Kathy Vargas returns to Artpace 26 years after her International Artist-in-Residence program residency. Roy Flukinger, Senior Curator at the Harry Ransom Center described Vargas’s 1997 Artpace exhibition, States of Grace, as “those absolutes for Truth and Light,” which is apt commentary for an artist who has exposed injustice and inequity within the core of her art practice and life’s work.
Vargas’s latest Artpace exhibition, Shopping for Bargains/My Mother Taught Me to Shop, reveals the ever-growing cost consumer culture has placed on its workers and how this practice often rewards unethical capitalistic tendencies, all in the name of fashion. Vargas sheds light on the underpaid workers in fast fashion sweatshops and factories often located in “so-called third world countries.” Their presence remains hidden from public view, yet their work can be seen all around us with little to no acknowledgment. By focusing her lens on the cost of indulging in fast fashion and consumer culture, Vargas draws inspiration from her childhood, sewing up her damaged clothes while listening to her mother’s teachings to “shop carefully.” She reflects on how much has changed since her youth and how the normalization of credit cards and overindulging has created a society that rewards the privileged few while harming the unseen working class. Vargas’s photos represent her realization that “my clothes have two prices: the cost to me when I purchase the garment, and the cost to workers, making my garment. I was ready to pay. They shouldn’t have to.”

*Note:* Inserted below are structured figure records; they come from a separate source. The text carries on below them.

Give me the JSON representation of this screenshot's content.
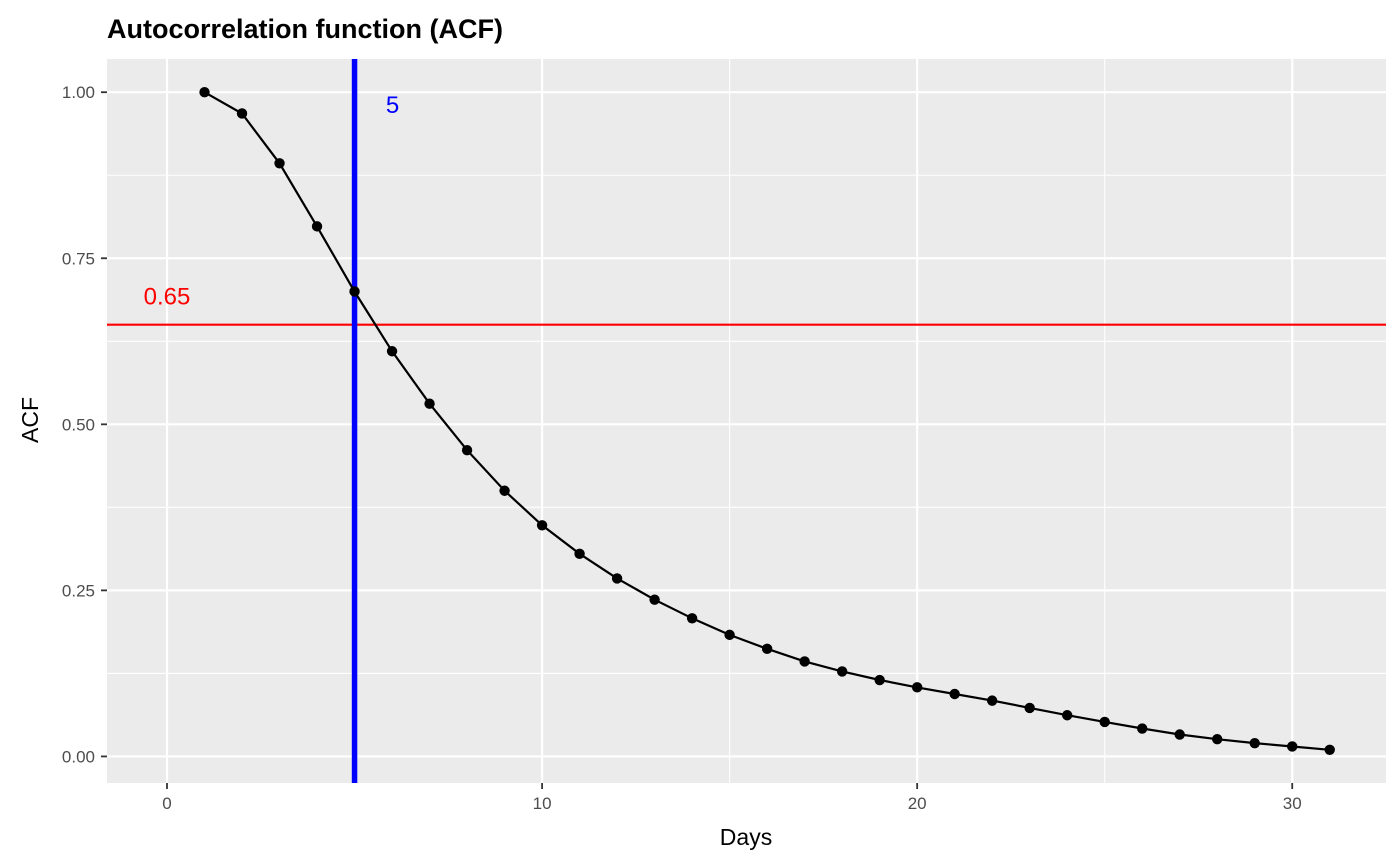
{
  "chart_data": {
    "type": "line",
    "title": "Autocorrelation function (ACF)",
    "xlabel": "Days",
    "ylabel": "ACF",
    "xlim": [
      -1.6,
      32.5
    ],
    "ylim": [
      -0.04,
      1.05
    ],
    "x_ticks": [
      0,
      10,
      20,
      30
    ],
    "x_tick_labels": [
      "0",
      "10",
      "20",
      "30"
    ],
    "x_minor_ticks": [
      5,
      15,
      25
    ],
    "y_ticks": [
      0.0,
      0.25,
      0.5,
      0.75,
      1.0
    ],
    "y_tick_labels": [
      "0.00",
      "0.25",
      "0.50",
      "0.75",
      "1.00"
    ],
    "y_minor_ticks": [
      0.125,
      0.375,
      0.625,
      0.875
    ],
    "grid": true,
    "panel_background": "#ebebeb",
    "series": [
      {
        "color": "#000000",
        "x": [
          1,
          2,
          3,
          4,
          5,
          6,
          7,
          8,
          9,
          10,
          11,
          12,
          13,
          14,
          15,
          16,
          17,
          18,
          19,
          20,
          21,
          22,
          23,
          24,
          25,
          26,
          27,
          28,
          29,
          30,
          31
        ],
        "y": [
          1.0,
          0.968,
          0.893,
          0.798,
          0.7,
          0.61,
          0.531,
          0.461,
          0.4,
          0.348,
          0.305,
          0.268,
          0.236,
          0.208,
          0.183,
          0.162,
          0.143,
          0.128,
          0.115,
          0.104,
          0.094,
          0.084,
          0.073,
          0.062,
          0.052,
          0.042,
          0.033,
          0.026,
          0.02,
          0.015,
          0.01
        ]
      }
    ],
    "hline": {
      "y": 0.65,
      "color": "#ff0000",
      "label": "0.65",
      "label_x": 0
    },
    "vline": {
      "x": 5,
      "color": "#0000ff",
      "label": "5",
      "label_y": 0.99
    }
  }
}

Born and raised in San Antonio in 1950, Kathy Vargas received her MFA degree from the University of Texas, San Antonio in 1984. She has had numerous one-person exhibitions at spaces including Sala Uno in Rome, Galeria Juan Martin in Mexico City, the Women’s Center at The University of Santa Barbara, and a retrospective in Erlangen, Germany. Vargas’ work was included in the seminal exhibit, Chicano Art: Resistance and Affirmation (CARA) organized by UCLA’s Wight Gallery, and Hospice: A Photographic Inquiry, organized by the Corcoran Gallery of Art.